While doing a testrun and extracting all containers, I ran into the following error:
Extracting 'gog.dat'
Extracted file: 1461901587
Zlib returned error: -3
According to the zlib manual, error code -3 stands for Z_DATA_ERROR (-3)
and
is returned when the input data is not conforming to the zlib format.
At this point I just manually checked the file and it turned out that some files
are not zlib compressed. So we also finally discovered the purpose of the last bit
in the .idx
file.
Offset 0: Hash
Offset 4: Filesize (before decompression)
Offset 8: Filesize
Offset 12: Offset inside .dat file
Offset 16: IsCompressed
Modifying my unpacker to handle non compressed files, I am finally able to decompress all files. The only issue left is that we cannot reconstruct the filename, as this information is not stored anywhere. We only have the hash of the filename from which we can not infer the filename.
Everytime the game has to access a file it needs to hash the filename. We can inject a little hook into the game which writes the parameters from every call of the hash function to the file.
I placed the hook inside the Hash::Murmur32 function at the end. The hook is using linux interrupts to write to stdout, as the game does not write anything else to stdout, we are free to spam it and pipe its output to a file without the need to filter the output afterwards.

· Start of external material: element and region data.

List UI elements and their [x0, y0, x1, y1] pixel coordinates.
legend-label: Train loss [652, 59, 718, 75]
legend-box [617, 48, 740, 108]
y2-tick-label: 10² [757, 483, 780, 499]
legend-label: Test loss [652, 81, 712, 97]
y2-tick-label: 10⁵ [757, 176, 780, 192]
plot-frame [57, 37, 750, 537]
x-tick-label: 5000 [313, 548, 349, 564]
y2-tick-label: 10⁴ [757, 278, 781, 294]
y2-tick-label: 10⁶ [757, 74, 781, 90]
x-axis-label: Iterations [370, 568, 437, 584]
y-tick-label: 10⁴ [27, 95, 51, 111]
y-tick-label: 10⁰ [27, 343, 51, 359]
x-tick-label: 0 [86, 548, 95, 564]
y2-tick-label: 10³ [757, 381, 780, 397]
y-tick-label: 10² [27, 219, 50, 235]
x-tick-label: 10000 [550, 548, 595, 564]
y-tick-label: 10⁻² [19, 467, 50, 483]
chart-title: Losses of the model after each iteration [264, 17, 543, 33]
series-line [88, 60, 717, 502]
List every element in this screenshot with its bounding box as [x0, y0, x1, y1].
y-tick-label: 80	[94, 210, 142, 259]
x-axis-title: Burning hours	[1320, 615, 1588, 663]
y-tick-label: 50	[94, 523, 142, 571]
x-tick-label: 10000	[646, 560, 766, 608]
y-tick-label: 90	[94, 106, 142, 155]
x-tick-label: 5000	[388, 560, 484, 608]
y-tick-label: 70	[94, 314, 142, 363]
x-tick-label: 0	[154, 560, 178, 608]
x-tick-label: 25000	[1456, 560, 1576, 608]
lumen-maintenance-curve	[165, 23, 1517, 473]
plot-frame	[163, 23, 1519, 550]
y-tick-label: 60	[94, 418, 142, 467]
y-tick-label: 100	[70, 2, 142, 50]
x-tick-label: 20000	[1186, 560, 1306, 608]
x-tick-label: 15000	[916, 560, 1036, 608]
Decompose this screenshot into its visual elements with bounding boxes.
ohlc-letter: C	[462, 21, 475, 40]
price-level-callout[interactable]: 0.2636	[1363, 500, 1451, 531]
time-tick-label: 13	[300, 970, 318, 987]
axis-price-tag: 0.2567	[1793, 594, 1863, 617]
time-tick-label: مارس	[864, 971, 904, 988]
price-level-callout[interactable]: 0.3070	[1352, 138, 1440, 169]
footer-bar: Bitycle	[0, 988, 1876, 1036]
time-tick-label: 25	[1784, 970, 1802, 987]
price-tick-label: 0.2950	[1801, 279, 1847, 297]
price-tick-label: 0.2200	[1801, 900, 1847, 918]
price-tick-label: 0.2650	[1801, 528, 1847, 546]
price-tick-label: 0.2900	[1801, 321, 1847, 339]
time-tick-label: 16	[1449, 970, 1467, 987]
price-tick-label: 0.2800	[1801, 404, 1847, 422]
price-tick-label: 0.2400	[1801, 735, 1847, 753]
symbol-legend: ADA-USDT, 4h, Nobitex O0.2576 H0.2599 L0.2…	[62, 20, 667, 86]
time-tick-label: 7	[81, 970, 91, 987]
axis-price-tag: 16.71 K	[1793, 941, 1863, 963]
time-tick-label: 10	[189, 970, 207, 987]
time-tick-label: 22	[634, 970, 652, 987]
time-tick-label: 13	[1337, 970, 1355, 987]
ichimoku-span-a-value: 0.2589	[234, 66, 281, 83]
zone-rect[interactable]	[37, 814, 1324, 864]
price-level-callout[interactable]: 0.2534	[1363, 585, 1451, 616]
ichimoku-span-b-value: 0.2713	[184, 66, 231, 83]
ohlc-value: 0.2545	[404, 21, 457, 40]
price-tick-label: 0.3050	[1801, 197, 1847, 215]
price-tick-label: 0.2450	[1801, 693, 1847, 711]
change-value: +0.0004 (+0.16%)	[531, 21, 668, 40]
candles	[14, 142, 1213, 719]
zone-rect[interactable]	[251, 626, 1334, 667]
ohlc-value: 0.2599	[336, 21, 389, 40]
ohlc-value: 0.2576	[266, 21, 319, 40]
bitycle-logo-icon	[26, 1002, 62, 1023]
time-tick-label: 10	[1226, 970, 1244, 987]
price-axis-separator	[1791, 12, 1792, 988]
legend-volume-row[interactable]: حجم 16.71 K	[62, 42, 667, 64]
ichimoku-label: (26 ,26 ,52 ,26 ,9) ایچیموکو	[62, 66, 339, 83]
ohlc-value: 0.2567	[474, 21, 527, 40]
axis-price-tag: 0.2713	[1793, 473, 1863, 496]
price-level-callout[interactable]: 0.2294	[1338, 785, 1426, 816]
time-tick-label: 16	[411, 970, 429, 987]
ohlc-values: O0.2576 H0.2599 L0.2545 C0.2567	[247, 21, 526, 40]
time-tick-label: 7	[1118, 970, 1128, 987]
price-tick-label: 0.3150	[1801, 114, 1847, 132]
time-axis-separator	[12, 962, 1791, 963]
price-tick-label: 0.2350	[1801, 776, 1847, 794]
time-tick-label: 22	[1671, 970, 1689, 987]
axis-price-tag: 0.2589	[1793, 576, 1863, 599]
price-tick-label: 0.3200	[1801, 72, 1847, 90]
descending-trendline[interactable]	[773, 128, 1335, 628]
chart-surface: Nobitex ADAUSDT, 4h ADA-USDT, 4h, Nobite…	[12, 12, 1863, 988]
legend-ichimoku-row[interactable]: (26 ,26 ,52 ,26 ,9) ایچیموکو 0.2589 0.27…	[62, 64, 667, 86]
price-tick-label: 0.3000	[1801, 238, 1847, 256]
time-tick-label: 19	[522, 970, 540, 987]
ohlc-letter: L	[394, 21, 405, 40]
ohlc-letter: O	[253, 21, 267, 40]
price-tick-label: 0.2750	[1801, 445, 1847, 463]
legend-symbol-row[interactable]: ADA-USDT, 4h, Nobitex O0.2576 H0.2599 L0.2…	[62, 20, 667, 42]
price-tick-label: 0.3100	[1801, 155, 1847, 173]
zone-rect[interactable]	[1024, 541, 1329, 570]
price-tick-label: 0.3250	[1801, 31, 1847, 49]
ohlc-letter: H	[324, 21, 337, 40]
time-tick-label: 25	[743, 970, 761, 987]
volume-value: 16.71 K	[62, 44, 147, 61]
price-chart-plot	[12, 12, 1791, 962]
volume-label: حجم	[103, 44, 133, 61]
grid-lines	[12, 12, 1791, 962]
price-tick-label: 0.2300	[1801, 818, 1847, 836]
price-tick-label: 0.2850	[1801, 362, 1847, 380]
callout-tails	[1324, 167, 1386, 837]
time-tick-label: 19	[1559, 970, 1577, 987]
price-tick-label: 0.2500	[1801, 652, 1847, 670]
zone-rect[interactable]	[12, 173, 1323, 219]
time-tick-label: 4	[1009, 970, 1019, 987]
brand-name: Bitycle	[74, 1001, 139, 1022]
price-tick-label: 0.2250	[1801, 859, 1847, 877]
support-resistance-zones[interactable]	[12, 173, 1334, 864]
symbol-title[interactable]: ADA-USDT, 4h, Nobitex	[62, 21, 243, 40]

The following assembler first saves needed registers on the stack, writes the 4 byte hash to stdout, writes the filename to stdout and finally writes a newline to stdout.
push eax ; push register on stack
push ebx ; push register on stack
push ecx ; push register on stack
push edx ; push register on stack
mov eax, 4 ; number of write interrupt
mov ebx, 1 ; destination of write, 1 for stdout
lea ecx, [esp+0xc] ; hashing result
mov edx, 4 ; bytes to write, hash result is always 4 bytes
int 0x80 ; call interrupt
mov eax, 4 ; number of write interrupt
mov ebx, 1 ; destination of write, 1 for stdout
mov ecx, [esp+0x10] ; filename
mov edx, [esp+0x14] ; bytes to write, length of the filename
int 0x80 ; call interrupt
mov eax, 4 ; number of write interrupt
mov ebx, 1 ; destination of write, 1 for stdout
mov ecx, 0x87e86eb ; newline found somewhere in the file
mov edx, 1 ; bytes to write, newline is always 1 byte
int 0x80 ; call interrupt
pop edx ; restore saved registers
pop ecx ; restore saved registers
pop ebx ; restore saved registers
pop eax ; restore saved registers
Everytime the game now accesses a file we get the hash and corresponding filename printed to stdout. We can pipe the entire output into a file and can use that file to map the filehashes to actual filenames.
if(this->fileNames.count(fi.hash)) {
resultPath /= fs::path(this->fileNames[fi.hash]);
printf("Extracted file: %s\n", this->fileNames[fi.hash].c_str());
} else {
resultPath /= fs::path(std::to_string(fi.hash));
printf("Extracted file: %s\n", std::to_string(fi.hash).c_str());
}
Obviously this will only contain files which were opened by the game while we played. The longer we play, the bigger our fílemap will become.
The full sourcecode of the unpacker/packer can be found on my GitHub.
I am hoping to transfer most of the knowledge of this game to the recently released Frostpunk, which is using the same engine.